Being “purpose-bred” doesn’t stop a dog from being a dog. The beagles may accept the endless gavages, the multiple surgeries and a life in which they never see outdoors, but their nature as a dog is not transformed. On Feb. 27, 10 beagles from a laboratory in the Midwest (BFP doesn’t name labs they work with in order to avoid publicity for co-operating companies) arrived in Valley Village in southern California. The dogs had travelled more than 1,600 km. The van stopped every three hours for a potty break but the dogs wouldn’t go out. They didn’t know what to do, having never been out of their cages except for medical procedures and examinations.
Videos of it are online. At arrival, the beagles are timid, unsteady on paws. Then, gradually, tails begin to go up, that characteristic beagle white tip starts wagging and shaky legs start walking, then jumping. “They were up all night long playing with one another,” said a BFP spokesman.
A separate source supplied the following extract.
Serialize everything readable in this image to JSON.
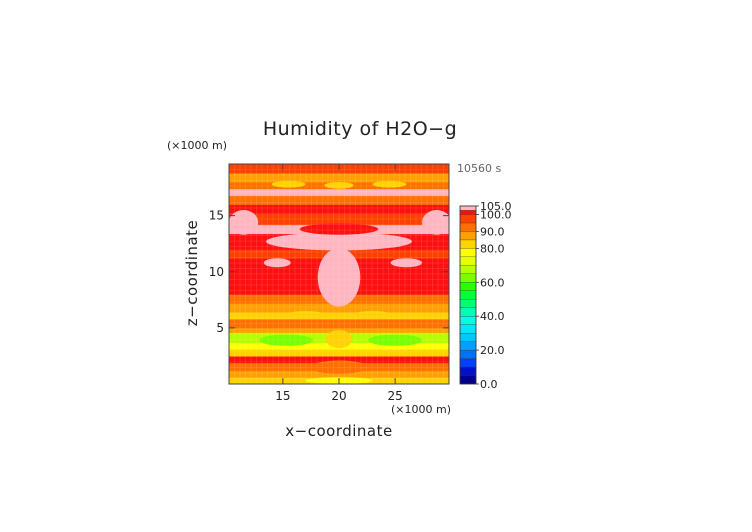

Foster care and socialization will deal with fearful behaviour that drives lab beagles into corners or crouching under tables. “Most lab dogs have terrible teeth, skin infections. All of them have ear infections,” says one BFP organizer. “But we get them to vets before adoption.”
Pain, distress and death from induced tissue and organ breakdown are the normal trajectory for the laboratory animal. If we need them, and we probably do, we might give them a bit of solace toward the end, a few years of playful retirement—as good as that awaiting the mordant professor Bernstein.